Atmosfer kebahagiaan melingkupi seluruh rumah. Semakin menyenangkan ketika Gabriel dan Najwa tiba. Melihat kedatangan sepupunya, Marco refleks bangkit dan menyambutnya dengan pelukan. Kedua pria yang punya banyak persamaan itu berpelukan layaknya kontak tubuh yang biasa dilakukan orang Jerman. Kebiasaan yang masih melekat sejak mereka tinggal beberapa tahun di Munchen untuk menyelesaikan magister.
“Bagus, mereka masih mempertahankan gaya komunikasi ala Jerman.” Anjas berkomentar puas.
“Memang,” kata Marco dan Gabriel, bergabung bersama para tamu lainnya.
Sementara itu, Najwa juga disambut dengan pelukan erat oleh Zahra, Alia, dan Alisha.
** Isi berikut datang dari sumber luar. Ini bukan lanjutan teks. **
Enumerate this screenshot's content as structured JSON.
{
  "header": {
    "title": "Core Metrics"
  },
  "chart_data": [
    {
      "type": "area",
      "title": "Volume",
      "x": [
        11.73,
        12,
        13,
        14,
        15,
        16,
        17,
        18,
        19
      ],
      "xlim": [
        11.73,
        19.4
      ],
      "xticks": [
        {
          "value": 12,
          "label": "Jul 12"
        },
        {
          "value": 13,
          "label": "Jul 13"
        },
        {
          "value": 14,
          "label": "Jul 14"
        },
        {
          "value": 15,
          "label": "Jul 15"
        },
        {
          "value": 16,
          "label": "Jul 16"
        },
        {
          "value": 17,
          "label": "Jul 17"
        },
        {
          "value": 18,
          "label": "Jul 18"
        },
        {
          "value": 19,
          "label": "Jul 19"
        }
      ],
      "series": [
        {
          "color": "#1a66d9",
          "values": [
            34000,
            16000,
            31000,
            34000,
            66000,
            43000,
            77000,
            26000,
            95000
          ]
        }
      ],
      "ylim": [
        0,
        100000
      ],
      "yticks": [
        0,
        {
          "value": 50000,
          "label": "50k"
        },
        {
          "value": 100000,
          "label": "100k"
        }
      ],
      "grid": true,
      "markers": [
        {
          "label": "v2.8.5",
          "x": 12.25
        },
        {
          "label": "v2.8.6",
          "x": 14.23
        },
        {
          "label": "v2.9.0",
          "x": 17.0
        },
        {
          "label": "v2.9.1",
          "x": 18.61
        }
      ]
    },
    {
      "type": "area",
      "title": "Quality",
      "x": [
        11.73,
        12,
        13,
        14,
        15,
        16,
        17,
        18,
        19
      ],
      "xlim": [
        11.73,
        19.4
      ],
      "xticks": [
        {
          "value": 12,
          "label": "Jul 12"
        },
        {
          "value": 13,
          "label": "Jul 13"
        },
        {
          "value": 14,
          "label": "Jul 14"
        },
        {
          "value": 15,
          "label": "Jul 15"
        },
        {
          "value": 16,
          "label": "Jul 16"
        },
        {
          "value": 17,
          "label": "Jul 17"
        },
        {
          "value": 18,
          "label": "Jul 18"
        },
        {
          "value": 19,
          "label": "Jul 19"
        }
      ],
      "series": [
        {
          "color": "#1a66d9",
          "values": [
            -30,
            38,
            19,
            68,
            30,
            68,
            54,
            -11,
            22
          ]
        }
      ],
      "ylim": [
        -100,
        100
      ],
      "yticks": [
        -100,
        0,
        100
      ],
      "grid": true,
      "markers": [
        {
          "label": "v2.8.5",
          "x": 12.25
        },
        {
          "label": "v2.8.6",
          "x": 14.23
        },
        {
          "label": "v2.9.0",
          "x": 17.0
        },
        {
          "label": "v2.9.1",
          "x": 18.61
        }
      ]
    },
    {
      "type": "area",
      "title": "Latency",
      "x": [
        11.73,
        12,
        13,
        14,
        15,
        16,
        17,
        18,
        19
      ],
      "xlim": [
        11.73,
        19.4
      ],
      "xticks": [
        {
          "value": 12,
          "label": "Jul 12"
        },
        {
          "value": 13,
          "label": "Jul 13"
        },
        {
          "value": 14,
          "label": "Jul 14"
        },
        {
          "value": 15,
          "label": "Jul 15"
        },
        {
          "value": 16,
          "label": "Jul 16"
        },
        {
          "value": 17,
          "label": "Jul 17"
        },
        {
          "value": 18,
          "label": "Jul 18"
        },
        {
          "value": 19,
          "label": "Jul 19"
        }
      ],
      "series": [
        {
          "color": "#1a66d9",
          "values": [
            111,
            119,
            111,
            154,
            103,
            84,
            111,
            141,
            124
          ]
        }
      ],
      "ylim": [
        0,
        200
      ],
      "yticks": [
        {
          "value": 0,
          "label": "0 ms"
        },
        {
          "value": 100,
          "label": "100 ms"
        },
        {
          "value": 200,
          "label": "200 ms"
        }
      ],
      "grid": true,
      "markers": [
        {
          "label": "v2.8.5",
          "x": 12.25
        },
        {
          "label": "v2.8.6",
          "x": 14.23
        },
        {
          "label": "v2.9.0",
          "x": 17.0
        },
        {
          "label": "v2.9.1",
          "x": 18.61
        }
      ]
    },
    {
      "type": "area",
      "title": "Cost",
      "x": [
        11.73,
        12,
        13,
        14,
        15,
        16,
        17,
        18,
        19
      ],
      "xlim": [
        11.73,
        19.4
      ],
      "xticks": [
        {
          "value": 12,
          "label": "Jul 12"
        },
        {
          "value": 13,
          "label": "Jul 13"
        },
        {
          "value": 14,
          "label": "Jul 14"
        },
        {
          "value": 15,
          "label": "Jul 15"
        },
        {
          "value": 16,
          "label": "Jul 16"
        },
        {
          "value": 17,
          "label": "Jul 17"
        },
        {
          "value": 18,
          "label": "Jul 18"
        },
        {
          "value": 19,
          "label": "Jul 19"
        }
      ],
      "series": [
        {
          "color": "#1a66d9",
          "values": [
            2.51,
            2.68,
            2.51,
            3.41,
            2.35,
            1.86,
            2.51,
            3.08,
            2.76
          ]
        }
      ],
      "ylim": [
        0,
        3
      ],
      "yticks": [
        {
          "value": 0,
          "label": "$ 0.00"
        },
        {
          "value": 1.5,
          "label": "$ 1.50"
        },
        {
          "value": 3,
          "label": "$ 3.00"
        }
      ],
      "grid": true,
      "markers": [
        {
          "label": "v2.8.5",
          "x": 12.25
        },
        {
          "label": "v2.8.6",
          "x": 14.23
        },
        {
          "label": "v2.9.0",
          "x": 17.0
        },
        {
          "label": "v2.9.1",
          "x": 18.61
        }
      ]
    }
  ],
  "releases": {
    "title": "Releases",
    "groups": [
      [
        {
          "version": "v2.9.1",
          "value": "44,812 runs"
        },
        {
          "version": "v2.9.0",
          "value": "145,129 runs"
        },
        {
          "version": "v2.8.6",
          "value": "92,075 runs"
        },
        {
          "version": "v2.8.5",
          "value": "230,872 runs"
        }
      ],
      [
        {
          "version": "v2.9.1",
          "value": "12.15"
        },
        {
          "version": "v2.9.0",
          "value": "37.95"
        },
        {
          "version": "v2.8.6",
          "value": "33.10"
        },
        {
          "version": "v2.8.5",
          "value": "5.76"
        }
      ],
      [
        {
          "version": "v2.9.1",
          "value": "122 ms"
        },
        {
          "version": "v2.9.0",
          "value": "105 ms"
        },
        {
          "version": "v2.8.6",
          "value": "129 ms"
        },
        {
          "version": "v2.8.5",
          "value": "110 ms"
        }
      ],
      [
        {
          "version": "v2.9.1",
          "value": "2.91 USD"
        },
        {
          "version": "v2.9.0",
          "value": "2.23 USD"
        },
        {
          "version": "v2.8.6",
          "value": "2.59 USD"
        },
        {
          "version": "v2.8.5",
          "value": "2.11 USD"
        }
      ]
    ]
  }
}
Ketiganya berebutan bertanya tentang honeymoon dan momen-momen berkesan di Tembagapura.
“Gaya komunikasi di Jerman cenderung hangat. Semuanya diperlakukan sama, pria dan wanita. Jika baru pertama kenal, mereka akan menyalami kita sambil menepuk bahu kita. Tapi setelah kenal akrab dan dekat, mereka akan mengajak kita berpelukan.” Anjas, Marco, dan Gabriel menjelaskan pada para sahabat.
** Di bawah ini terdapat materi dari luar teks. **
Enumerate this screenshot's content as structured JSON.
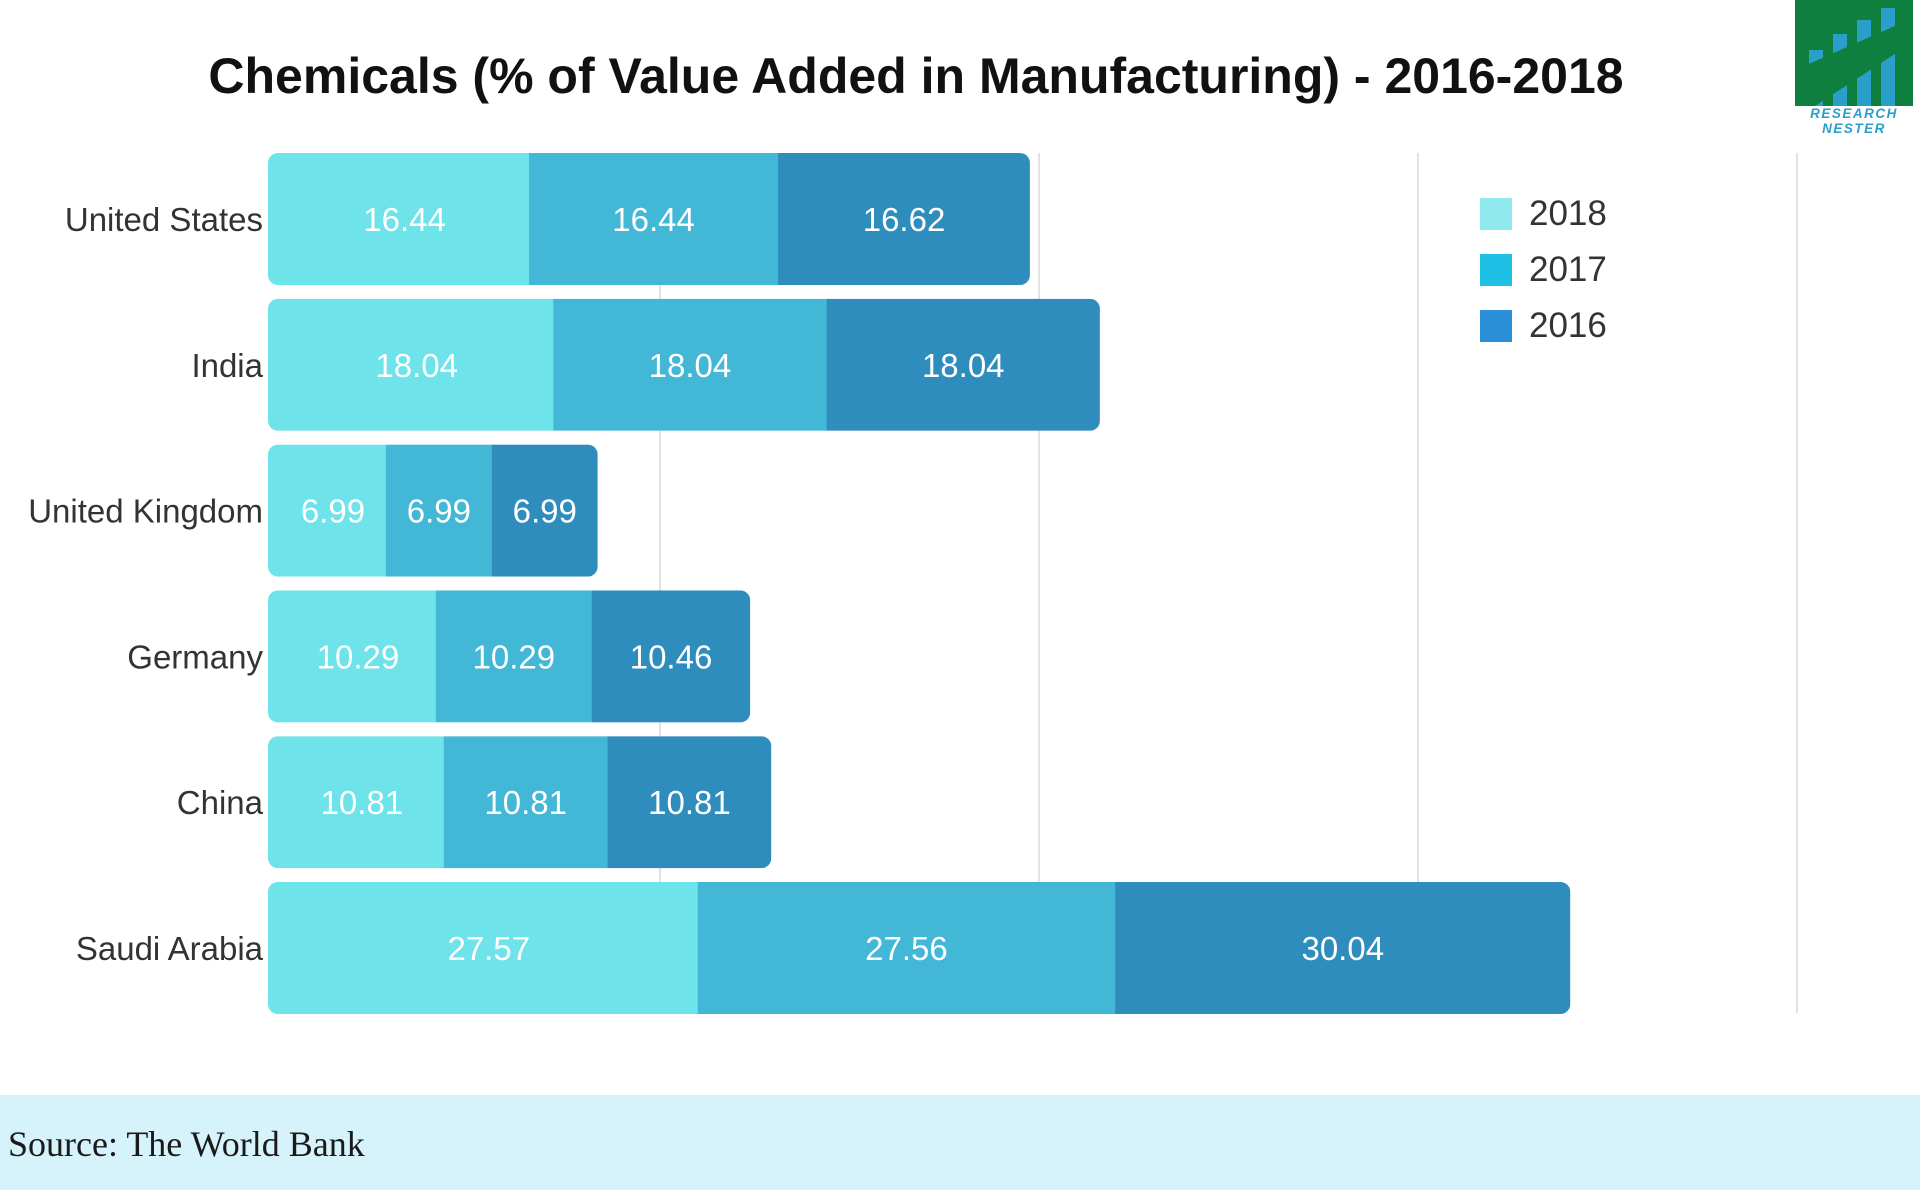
{
  "chart_data": {
    "type": "bar",
    "orientation": "horizontal",
    "stacked": true,
    "title": "Chemicals (% of Value Added in Manufacturing) - 2016-2018",
    "categories": [
      "United States",
      "India",
      "United Kingdom",
      "Germany",
      "China",
      "Saudi Arabia"
    ],
    "series": [
      {
        "name": "2018",
        "color": "#6ee3ea",
        "values": [
          16.44,
          18.04,
          6.99,
          10.29,
          10.81,
          27.57
        ]
      },
      {
        "name": "2017",
        "color": "#43b7d6",
        "values": [
          16.44,
          18.04,
          6.99,
          10.29,
          10.81,
          27.56
        ]
      },
      {
        "name": "2016",
        "color": "#2f8dbe",
        "values": [
          16.62,
          18.04,
          6.99,
          10.46,
          10.81,
          30.04
        ]
      }
    ],
    "legend_entries": [
      {
        "label": "2018",
        "color": "#8ee8ec"
      },
      {
        "label": "2017",
        "color": "#1fc0e6"
      },
      {
        "label": "2016",
        "color": "#2a8fd6"
      }
    ],
    "xlim": [
      0,
      100
    ],
    "grid": true,
    "legend_position": "right",
    "xlabel": "",
    "ylabel": ""
  },
  "footer": {
    "source": "Source: The World Bank"
  },
  "logo": {
    "line1": "RESEARCH",
    "line2": "NESTER"
  },
  "colors": {
    "logo_green": "#0e7f3e",
    "logo_blue": "#2a9fc9",
    "footer_bg": "#d6f3fb",
    "grid": "#d9d9d9"
  }
}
“Hmm...begitu rupanya. Bagaimana dengan di Arab, Kalis?” tanya Dani ingin tahu.
“Gaya komunikasi di Arab berbeda dengan di Jerman atau negara-negara Barat lainnya. Mereka suka mujamalah, atau biasa kita sebut basa-basi. Bila dua orang Arab yang sudah akrab bertemu, mereka akan saling berangkulan dan mencium pipi rekannya. Tapi biasanya mereka sangat ramah dan murah hati pada tamu. Wanita begitu dijaga di sana. Istilahnya, wanita-wanita Arab Saudi adalah properti domestik. Oh ya, orang Arab terbiasa mengekspresikan perasaan mereka. Makanya jangan salah persepsi kalau nada suara orang Arab cukup keras saat bicara. Mereka bukannya marah, tapi dengan cara itulah mereka mengekspresikan perasaan.” Kalis menerangkan dengan senang hati.
Sejenak mereka larut dalam perbincangan tentang gaya komunikasi Arab dan Jerman. Sampai akhirnya topik pembicaraan kembali pada kesembuhan Luna.
“So, ceritakan pada kami. Bagaimana keajaiban Allah bisa menghampiri putrimu yang satu ini, Marco.” pinta Gabriel.
Marco tersenyum. Satu tangannya mengusap punggung Luna. Sejauh yang diperhatikan Gabriel, belum pernah Marco sebahagia ini.